India is home to around 472 million children and 26 per cent of its population is below 15 years of age. This age cohort could soon be facing a shortage, not of any basic commodities but toys that remain an essential element of learning-by-play development, thanks principally to the Covid-19 pandemic and government regulations.
On January 1, India had banned the sale of toys that are not certified by the Bureau of Indian Standards (BIS). Now, all factories producing toys to be sold in India are required to be certified by the BIS and product testing has been made mandatory — and that applies to units abroad as well. Before this, India used to import 80 per cent of its toy requirement. This has slumped significantly. That’s because global restrictions on travel during the pandemic has meant BIS officials have been unable to travel and certify manufacturing units abroad.
But has this new regulation translated into major growth for the domestic toy industry? The answer depends on who you talk to.
“The reduction in imports has led to a rise in domestic production and also an increase in exports from India. Our company expects an increase of at least 25 per cent in our exports this year. We also see that there is a lot of rise in investments in the sector post-January 2021,” said R Jeswant, chief executive officer of Chennai-based Funskool, a company promoted by the group that owns tyre-maker MRF.
According to Jeswant, this will be a huge boost to the Indian organised toy industry that contributes only 0.5-0.6 per cent to the global market. “For brands like ours, this is a huge opportunity. Increasingly, more and more toy companies are sourcing from India,” he said.
Earlier this year, Prime Minister Narendra Modi also stressed the importance of the “toyconomy” under the Atmanirbhar Bharat (self-reliant India) package. Stating that India’s share in the $100-billion global toy market is as low as $1.5 billion, the government also lined up a steep increase in the basic customs duties on imported toys from 20 to 60 per cent to help the domestic industry compete against imports from countries such as China. At the same time, the Directorate General of Foreign Trade mandated sample testing from each consignment to curb imports of sub-standard toys.
“This is not an act of protectionism. Our aim was to ensure that quality is maintained as the health of our kids is top priority. We were unable to travel abroad from January onwards because of the stricter travel restrictions in some of those countries and also keeping the safety of officials in mind. The situation is gradually improving and we have started the process again,” a senior BIS official told Business Standard.
India’s toy imports declined 46 per cent between FY20 and FY21. Moreover, industry bodies say that during the first six months of the current financial year, the industry saw imports to the tune of only around Rs 300 crore. This, too, was not in the form of toys but as raw materials and parts that get assembled in India, according to sources.
Despite this, industry bodies and distributors indicate that these incentives have not translated into a rise in production for the domestic sector. That’s because the bulk of toy manufacturers are in the unorganised sector. Data available in Udyog Aadhaar Memorandum shows that there are 7,560 registered medium and small enterprises (MSMEs) manufacturing toys. “Because the stringent guidelines are not particularly MSME-friendly, only around 400 of them have acquired BIS certification so far. This may lead to a shortage,” said Ajay Aggarwal, president of the Toy Association of India (TAI). To make the certification process more attractive for MSMEs, BIS had lined up a 50 per cent discount on the minimum marking fee, which BIS charges on each product for inspection and certification, for them, in addition to a 10 per cent rebate for old licence holders.
India is one of the fastest growing markets for toys, growing at a compound annual growth rate of around 13 per cent as against a global average of around 5 per cent. But wiping out 80 per cent of the market seems to be hurting the retail market for sure.

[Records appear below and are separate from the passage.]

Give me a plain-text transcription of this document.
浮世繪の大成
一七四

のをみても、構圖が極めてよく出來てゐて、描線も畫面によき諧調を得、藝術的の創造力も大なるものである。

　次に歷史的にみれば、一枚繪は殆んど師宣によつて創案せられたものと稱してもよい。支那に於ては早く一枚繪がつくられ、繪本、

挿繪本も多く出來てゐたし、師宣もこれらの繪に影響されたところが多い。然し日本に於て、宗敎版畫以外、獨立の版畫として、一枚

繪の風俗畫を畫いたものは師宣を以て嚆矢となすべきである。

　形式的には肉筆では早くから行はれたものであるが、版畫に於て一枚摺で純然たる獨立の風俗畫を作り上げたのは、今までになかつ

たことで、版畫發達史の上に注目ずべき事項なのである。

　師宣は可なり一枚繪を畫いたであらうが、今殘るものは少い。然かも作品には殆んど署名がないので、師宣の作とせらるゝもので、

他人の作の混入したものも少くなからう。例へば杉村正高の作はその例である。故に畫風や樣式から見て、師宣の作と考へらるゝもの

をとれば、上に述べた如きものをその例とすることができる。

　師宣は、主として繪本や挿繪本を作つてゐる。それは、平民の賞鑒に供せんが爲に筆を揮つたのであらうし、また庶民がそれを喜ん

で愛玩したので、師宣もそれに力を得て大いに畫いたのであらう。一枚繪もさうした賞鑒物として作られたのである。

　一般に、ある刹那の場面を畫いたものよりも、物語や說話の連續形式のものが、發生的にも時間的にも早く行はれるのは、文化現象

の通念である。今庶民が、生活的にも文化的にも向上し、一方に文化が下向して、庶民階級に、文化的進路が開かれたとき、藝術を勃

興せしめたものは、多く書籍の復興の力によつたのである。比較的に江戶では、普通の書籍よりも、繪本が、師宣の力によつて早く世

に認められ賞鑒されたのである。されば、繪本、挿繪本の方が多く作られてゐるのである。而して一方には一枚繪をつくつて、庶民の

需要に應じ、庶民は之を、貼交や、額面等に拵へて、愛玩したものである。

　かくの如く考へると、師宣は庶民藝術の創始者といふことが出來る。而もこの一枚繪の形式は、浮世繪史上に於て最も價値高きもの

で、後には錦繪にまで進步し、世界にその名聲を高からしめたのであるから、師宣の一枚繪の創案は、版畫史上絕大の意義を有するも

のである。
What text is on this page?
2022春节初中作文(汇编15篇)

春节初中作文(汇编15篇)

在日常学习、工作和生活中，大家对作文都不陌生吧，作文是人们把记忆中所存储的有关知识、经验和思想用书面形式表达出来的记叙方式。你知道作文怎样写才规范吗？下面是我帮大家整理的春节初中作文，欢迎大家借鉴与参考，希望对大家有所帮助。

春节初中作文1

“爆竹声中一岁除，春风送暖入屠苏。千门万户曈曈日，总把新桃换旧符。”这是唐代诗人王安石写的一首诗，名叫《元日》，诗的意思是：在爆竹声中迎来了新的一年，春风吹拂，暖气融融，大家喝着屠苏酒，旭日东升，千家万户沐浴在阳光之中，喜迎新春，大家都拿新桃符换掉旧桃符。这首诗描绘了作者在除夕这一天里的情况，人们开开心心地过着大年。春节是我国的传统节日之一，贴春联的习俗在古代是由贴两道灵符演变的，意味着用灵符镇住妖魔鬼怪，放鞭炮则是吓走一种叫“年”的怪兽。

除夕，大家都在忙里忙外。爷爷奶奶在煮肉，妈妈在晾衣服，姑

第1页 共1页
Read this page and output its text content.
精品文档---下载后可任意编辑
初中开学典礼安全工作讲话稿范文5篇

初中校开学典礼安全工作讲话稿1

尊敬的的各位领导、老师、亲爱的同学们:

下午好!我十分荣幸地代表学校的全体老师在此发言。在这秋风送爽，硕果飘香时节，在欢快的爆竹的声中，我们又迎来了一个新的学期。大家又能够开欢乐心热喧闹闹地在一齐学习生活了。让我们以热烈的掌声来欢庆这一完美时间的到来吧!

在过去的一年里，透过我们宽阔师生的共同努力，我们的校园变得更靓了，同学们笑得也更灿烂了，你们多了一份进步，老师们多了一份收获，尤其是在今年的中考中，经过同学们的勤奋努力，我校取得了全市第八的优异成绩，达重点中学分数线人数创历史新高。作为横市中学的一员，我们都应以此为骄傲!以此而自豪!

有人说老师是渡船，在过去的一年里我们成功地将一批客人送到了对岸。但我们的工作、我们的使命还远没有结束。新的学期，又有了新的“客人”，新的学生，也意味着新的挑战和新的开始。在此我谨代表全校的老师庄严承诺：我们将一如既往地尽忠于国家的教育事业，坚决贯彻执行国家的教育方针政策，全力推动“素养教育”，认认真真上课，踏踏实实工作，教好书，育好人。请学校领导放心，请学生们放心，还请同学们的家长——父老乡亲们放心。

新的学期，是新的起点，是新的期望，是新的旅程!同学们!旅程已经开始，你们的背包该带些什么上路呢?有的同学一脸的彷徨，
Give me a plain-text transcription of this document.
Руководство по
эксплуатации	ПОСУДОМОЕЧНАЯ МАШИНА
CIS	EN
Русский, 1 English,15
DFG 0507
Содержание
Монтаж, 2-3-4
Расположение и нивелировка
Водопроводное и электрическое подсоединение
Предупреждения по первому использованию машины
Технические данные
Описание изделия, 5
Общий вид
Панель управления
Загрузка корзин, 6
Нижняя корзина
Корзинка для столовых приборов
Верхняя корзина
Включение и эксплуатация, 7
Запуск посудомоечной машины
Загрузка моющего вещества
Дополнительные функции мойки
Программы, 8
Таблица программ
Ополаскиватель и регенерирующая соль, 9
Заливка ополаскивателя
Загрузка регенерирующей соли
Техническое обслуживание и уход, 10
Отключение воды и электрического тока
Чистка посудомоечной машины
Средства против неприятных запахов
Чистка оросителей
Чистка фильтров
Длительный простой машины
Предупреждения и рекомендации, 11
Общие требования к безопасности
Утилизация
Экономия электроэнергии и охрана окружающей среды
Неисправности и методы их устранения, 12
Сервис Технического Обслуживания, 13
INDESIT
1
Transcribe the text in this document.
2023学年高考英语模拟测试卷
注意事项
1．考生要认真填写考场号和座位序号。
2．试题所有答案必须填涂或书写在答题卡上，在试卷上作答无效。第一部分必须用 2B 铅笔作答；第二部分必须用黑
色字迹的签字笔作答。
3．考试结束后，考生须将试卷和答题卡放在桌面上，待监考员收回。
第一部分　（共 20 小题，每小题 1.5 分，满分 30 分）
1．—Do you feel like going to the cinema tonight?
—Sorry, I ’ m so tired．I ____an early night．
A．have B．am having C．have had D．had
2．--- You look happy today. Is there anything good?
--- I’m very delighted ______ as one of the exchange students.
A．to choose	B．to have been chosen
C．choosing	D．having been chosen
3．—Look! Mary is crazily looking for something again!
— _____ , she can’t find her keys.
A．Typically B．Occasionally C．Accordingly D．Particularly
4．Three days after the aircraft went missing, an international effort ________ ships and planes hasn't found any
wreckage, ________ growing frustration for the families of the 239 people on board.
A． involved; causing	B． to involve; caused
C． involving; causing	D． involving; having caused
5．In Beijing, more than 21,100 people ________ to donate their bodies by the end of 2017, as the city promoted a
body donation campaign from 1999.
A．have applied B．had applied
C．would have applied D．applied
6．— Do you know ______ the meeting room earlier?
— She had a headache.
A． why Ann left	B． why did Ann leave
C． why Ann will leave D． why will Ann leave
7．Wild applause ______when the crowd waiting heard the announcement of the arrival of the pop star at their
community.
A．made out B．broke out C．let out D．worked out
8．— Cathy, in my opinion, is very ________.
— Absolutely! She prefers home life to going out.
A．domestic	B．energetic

“The only import relief we have is that you can import parts and assemble them here. But because imports of finished goods are near zero, the availability of good toys has gone down. Even if you go to big toy chains, they have started selling garments and baby items there. Retail market is shrinking,” said Pawan Gupta, owner of R P Associates, a distributor, importer and exporter based out of Delhi.
According to Gupta, domestic manufacturers are seeing a rise in production, but it will not be enough to replace the imports and hence the sector may see a shortage due to dip in stocks. Industry experts indicate that fresh investment in the sector from January would be Rs 150-200 crore.
“The sudden replacement of 80 per cent of the market with domestic manufacturing is impossible. I believe that they should consider implementing this certification in a phase-wise manner to ensure that there is no shortage in the retail front,” Gupta added.
As always, however, the question is one of monitoring regulatory compliance, which is non-existent. “Today thousands of manufacturers are coming out with their products without BIS certification. There is no enforcing agency to look into it and there is no mechanism to protect the interests of those who have complied with the regulations,” Aggarwal added. This is likely to create an unintended asymmetry between manufacturers who are BIS compliant and those who are not. The inevitable price arbitrage between the two may create the sort of situation that regulations were seeking to avoid.